# 160,000 sq. ft. lot



## E.L.I.T.E.lawn (Jul 24, 2005)

I'm bidding on a church's parking lot that is 160,000 sq. ft. and i need to know what you guys will charge for something this size. We will be using two 8 1/2 foot plows.


----------



## Mick (May 19, 2001)

Why do you need to know what everyone else would charge, when it has nothing to do with what you would charge in your area?


----------



## Mark Oomkes (Dec 10, 2000)

Makes one wonder, doesn't it Mick. 

Personally, I'd charge $50K. 

What is your hourly rate? How long is it going to take to plow it? How many obstacles? Per Push? Per Season? What kind of service do they want? Only Sundays? Only opened up for office personnel during the week? Are you a member? I think you get the idea.

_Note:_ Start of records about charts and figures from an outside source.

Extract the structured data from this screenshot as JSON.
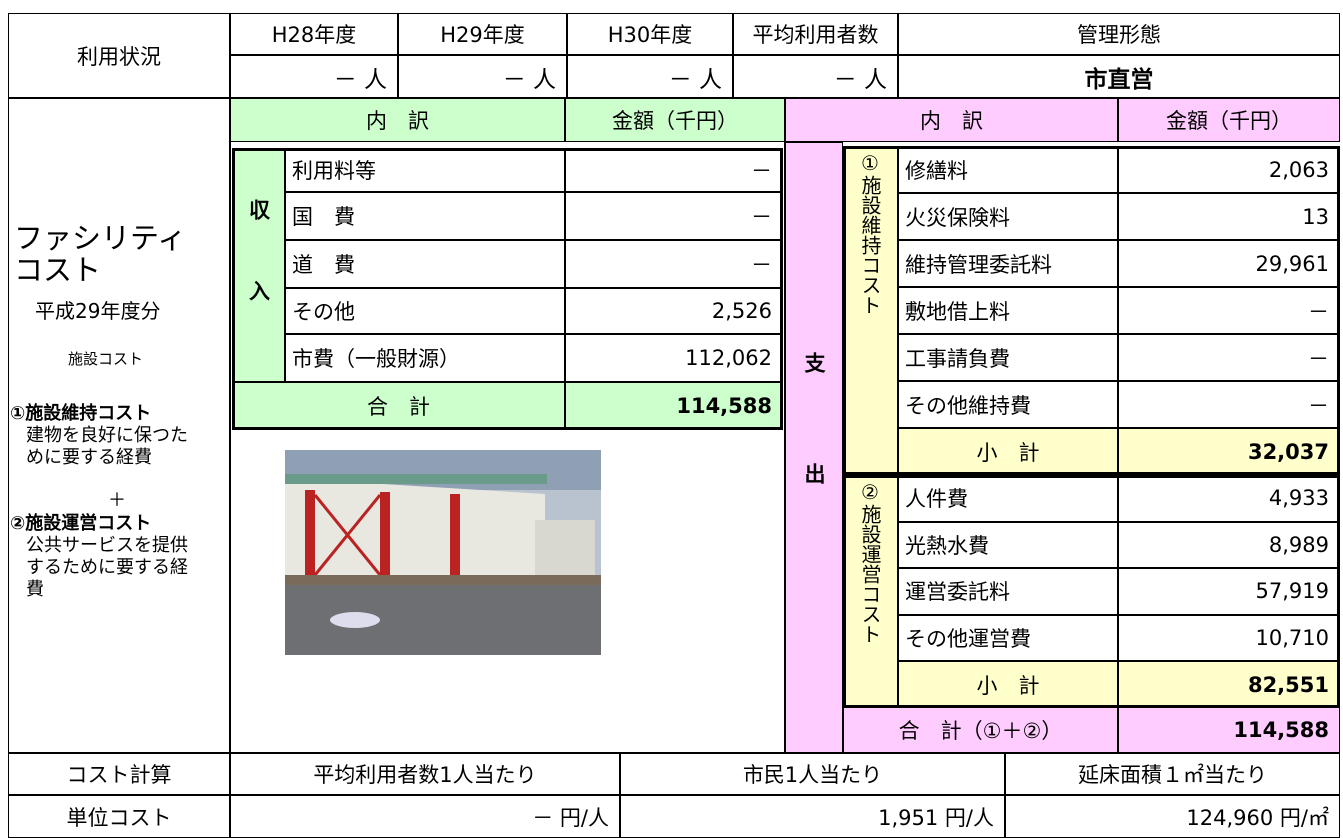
{
  "usage": {
    "label": "利用状況",
    "headers": [
      "H28年度",
      "H29年度",
      "H30年度",
      "平均利用者数",
      "管理形態"
    ],
    "values": [
      "－ 人",
      "－ 人",
      "－ 人",
      "－ 人",
      "市直営"
    ]
  },
  "facility_cost": {
    "title": "ファシリティコスト",
    "period": "平成29年度分",
    "subtitle": "施設コスト",
    "note1_title": "①施設維持コスト",
    "note1_body": "建物を良好に保つために要する経費",
    "plus": "＋",
    "note2_title": "②施設運営コスト",
    "note2_body": "公共サービスを提供するために要する経費"
  },
  "income": {
    "header_item": "内　訳",
    "header_amount": "金額（千円）",
    "label": "収入",
    "rows": [
      [
        "利用料等",
        "－"
      ],
      [
        "国　費",
        "－"
      ],
      [
        "道　費",
        "－"
      ],
      [
        "その他",
        "2,526"
      ],
      [
        "市費（一般財源）",
        "112,062"
      ]
    ],
    "total_label": "合　計",
    "total": "114,588"
  },
  "expense": {
    "header_item": "内　訳",
    "header_amount": "金額（千円）",
    "label": "支出",
    "section1": {
      "label": "①施設維持コスト",
      "rows": [
        [
          "修繕料",
          "2,063"
        ],
        [
          "火災保険料",
          "13"
        ],
        [
          "維持管理委託料",
          "29,961"
        ],
        [
          "敷地借上料",
          "－"
        ],
        [
          "工事請負費",
          "－"
        ],
        [
          "その他維持費",
          "－"
        ]
      ],
      "subtotal_label": "小　計",
      "subtotal": "32,037"
    },
    "section2": {
      "label": "②施設運営コスト",
      "rows": [
        [
          "人件費",
          "4,933"
        ],
        [
          "光熱水費",
          "8,989"
        ],
        [
          "運営委託料",
          "57,919"
        ],
        [
          "その他運営費",
          "10,710"
        ]
      ],
      "subtotal_label": "小　計",
      "subtotal": "82,551"
    },
    "total_label": "合　計（①＋②）",
    "total": "114,588"
  },
  "unit_cost": {
    "label": "コスト計算",
    "headers": [
      "平均利用者数1人当たり",
      "市民1人当たり",
      "延床面積１㎡当たり"
    ],
    "row_label": "単位コスト",
    "values": [
      "－ 円/人",
      "1,951 円/人",
      "124,960 円/㎡"
    ]
  }
}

PS Just kidding about the $50K


----------



## SnowGuy73 (Apr 7, 2003)

Mark Oomkes said:


> Makes one wonder, doesn't it Mick.
> 
> Personally, I'd charge $50K.
> 
> ...


----------



## T-MAN (Jan 9, 2001)

Watch it on the Churchs that only need Sundays full push. Last season we were in storm mode and the Church only got hit once Friday late night. Come back Sat afternoon and there was 8" more down and the fricken BoyScouts had something going on so they had the whole entrance bottle necked up with stuck cars and mini vans LOL. They were cool about it but I had no clue the service level needed to be upgraded. Just something to consider when your bidding and they say Sunday full service only. They also now have Bible study on week nights as well.
Todd


----------



## Vaughn Schultz (Nov 18, 2004)

E.L.I.T.E.lawn said:


> I'm bidding on a church's parking lot that is 160,000 sq. ft. and i need to know what you guys will charge for something this size. We will be using two 8 1/2 foot plows.


Give me the address with zip code and I will post a satellite picture for you. That will really help


----------